Si elle percevait son soulagement, elle
comprendrait qu'il n'avait aucune carte en main.
– Vous savez comme moi que vous n'avez aucun
intérêt à aller à la confrontation dans un procès. Même si les
mentalités ont changé dans les grandes villes, nous sommes à River
Falls. Les anciennes habitudes ont la vie dure. Les gens ont
toujours du mal à accepter l'homosexualité.
Warren fronça les sourcils. Summers n'était plus
la même. Hier encore, elle ne faisait aucun cas de l'homosexualité
de Nathaniel ou de celle de Lewis, et à présent elle prenait
implicitement son parti.
– C'est vous qui le dites. Je n'ai pas peur d'un
procès. Le juge Burrough est un homme d'une grande tolérance. Je ne
doute pas qu'il réussisse à convaincre les jurés de l'innocence de
mon client.
– N'en soyez pas si sûr. Burrough a bien
l'intention d'être réélu juge. Il n'ira jamais contre l'avis
général de la population.
– Qu'est-ce que vous me proposez ?
Summers posa sa mallette sur la grande table de la
salle de réunion et en sortit une déposition qu'elle tendit à
Warren. Elle l'avait elle-même écrite et corrigée après que Bettany
se fut confiée à elle ; incapable de cacher la vérité plus
longtemps, elle avait été sur le point de tout révéler aux
médias.
– Garth Thompson est prêt à avouer le meurtre de
Lewis, lâcha-t-elle, fière de son effet. Il déclare qu'il n'était
pas très chaud pour laisser sa sœur sortir avec Lewis. Il les
aurait suivis pour voir si tout se passait bien. Bettany n'a que
seize ans. Un jury trouvera cela très crédible.

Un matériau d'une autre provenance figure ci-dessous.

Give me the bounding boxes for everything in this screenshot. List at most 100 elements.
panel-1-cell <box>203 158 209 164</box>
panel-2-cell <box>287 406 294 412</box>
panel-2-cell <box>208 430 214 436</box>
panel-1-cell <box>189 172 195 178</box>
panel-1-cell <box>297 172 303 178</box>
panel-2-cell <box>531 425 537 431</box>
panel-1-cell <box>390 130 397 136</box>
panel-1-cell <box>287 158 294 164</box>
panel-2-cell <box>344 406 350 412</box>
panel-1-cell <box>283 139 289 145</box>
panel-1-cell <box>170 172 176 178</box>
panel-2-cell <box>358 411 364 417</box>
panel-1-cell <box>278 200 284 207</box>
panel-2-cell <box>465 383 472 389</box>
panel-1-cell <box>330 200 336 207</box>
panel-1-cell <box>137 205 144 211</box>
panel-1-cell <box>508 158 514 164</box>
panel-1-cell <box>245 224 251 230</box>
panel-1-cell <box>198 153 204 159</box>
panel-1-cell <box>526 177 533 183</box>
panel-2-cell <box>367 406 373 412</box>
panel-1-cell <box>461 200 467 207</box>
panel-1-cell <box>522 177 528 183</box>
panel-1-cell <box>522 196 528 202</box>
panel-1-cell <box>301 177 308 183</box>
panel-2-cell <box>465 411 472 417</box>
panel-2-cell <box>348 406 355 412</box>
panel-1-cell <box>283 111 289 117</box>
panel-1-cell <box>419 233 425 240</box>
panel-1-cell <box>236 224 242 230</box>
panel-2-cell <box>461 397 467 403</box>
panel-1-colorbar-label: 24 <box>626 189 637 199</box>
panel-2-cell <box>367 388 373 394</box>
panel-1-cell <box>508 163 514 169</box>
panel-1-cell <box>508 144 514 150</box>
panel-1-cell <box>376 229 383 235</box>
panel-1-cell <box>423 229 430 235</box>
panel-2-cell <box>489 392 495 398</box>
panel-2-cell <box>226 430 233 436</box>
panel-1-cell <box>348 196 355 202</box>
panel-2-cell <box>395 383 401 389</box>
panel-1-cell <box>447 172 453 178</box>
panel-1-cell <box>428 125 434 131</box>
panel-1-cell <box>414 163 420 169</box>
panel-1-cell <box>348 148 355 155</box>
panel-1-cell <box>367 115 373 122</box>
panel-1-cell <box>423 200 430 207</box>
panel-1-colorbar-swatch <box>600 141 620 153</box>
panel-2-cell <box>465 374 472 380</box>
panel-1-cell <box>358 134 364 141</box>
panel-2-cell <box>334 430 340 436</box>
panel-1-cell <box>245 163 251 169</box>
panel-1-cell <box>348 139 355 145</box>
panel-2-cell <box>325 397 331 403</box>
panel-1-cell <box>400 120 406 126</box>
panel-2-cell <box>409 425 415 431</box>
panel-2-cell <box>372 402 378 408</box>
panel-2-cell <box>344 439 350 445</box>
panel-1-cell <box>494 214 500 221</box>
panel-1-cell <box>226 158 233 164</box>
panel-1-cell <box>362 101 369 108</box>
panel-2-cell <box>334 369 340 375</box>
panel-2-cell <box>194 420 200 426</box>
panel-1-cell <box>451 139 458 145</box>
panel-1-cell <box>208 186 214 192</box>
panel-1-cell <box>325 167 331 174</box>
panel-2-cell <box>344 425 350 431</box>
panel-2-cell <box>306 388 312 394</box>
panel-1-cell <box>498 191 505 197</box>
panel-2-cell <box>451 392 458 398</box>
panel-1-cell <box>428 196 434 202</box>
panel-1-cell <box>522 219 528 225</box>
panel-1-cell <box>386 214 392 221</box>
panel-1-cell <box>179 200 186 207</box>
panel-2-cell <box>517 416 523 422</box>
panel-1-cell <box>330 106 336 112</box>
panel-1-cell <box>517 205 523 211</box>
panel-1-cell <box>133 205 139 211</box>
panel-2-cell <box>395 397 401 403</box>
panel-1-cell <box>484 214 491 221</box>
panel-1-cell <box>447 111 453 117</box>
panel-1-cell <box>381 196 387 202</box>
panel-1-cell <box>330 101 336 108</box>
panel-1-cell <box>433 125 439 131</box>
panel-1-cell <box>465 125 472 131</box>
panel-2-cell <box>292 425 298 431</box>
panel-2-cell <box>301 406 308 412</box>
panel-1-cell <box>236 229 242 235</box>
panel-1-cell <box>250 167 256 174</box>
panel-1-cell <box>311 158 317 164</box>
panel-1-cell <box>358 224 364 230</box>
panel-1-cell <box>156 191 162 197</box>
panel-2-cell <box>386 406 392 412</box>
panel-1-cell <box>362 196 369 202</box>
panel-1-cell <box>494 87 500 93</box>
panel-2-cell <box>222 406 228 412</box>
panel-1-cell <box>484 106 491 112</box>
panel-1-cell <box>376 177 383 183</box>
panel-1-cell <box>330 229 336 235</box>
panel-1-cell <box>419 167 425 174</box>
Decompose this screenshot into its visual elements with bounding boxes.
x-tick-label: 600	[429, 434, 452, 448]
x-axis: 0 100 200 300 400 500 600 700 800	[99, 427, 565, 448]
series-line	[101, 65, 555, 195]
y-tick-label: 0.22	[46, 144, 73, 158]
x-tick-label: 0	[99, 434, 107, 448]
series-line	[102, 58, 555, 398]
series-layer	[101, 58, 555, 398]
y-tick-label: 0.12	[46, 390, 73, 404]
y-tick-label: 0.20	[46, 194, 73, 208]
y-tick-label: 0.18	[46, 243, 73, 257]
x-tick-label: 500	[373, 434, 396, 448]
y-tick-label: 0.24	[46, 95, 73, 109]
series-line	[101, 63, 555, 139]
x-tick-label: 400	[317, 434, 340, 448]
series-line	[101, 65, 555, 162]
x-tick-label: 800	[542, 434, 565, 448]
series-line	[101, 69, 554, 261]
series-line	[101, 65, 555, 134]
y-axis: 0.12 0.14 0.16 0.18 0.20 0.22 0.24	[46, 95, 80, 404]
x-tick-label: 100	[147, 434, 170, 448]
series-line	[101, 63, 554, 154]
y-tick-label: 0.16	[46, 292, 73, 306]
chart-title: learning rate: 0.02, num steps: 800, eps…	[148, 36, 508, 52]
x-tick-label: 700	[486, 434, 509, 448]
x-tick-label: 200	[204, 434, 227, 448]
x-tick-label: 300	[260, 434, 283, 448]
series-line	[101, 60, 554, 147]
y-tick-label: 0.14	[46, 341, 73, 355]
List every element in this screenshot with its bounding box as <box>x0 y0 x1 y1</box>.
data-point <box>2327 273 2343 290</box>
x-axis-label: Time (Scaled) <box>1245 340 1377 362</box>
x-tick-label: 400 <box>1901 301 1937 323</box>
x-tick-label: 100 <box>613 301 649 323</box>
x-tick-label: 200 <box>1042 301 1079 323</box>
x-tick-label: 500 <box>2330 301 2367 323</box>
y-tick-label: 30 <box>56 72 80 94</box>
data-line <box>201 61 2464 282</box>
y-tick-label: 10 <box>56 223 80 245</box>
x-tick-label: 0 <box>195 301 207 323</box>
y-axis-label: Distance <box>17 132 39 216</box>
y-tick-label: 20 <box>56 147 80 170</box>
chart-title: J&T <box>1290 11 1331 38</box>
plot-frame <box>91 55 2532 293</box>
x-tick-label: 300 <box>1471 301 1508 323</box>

La déposition en main, Warren hocha la tête. Il
n'en revenait pas.
– Il attendait tranquillement dans sa voiture
quand il a vu Nathaniel sortir de la forêt et entrer en hurlant
dans la cabane, continua Summers. Garth a pris son arme et est
entré à sa suite pour venir en aide à sa sœur et à Lewis. Nathaniel
s'est jeté sur lui. Ils se sont battus. Une première balle a brisé
une vitre, une autre est partie, atteignant Lewis. Un simple
accident et un délit de fuite.
Warren s'étonna d'un tel changement de ligne de
défense. La veille encore, Summers s'en tenait à sa première
déposition : un rendez-vous secret dans la cabane entre
Bettany et son amoureux, puis l'intervention de Nathaniel, et pour
finir l'amnésie.
« Un simple accident ? se dit Warren.
Comme c'est pratique. Moi j'aurais dit un meurtre
prémédité. »
Comme certains journaux de Seattle, il était
persuadé que le frère était lié de près ou de loin à ce crime.
Surtout depuis que Garth avait avoué, deux jours auparavant, dans
le Daily River, qu'il allait de temps
en temps à la cabane pour braconner, et que par conséquent, il
n'était pas impossible qu'on y trouve ses empreintes, ainsi que
celles d'autres chasseurs, d'ailleurs.
Summers lui sourit comme s'il s'agissait d'un
simple jeu de l'esprit.
– Acceptez notre proposition, et votre client sera
blanchi. Je vous le promets.
Warren frotta ses joues fraîchement rasées. Il
aurait aimé comprendre ce changement d'attitude. Peut-être que
Garth avait enfin pris conscience qu'il ne pouvait pas laisser
croupir un innocent en prison ? Que toute faute méritait une
punition ?
– Je suppose qu'il nous faudra donc revenir sur
l'homosexualité annoncée de Lewis ?
– Effectivement. Mais si votre client veut
continuer à dire qu'il était amoureux de Lewis et non de Bettany,
comme nous en sommes persuadés, cela le regarde. Lui et sa
conscience.
Warren adorait son métier d'avocat, et compte tenu
de sa notoriété, il avait la chance de pouvoir choisir ses clients.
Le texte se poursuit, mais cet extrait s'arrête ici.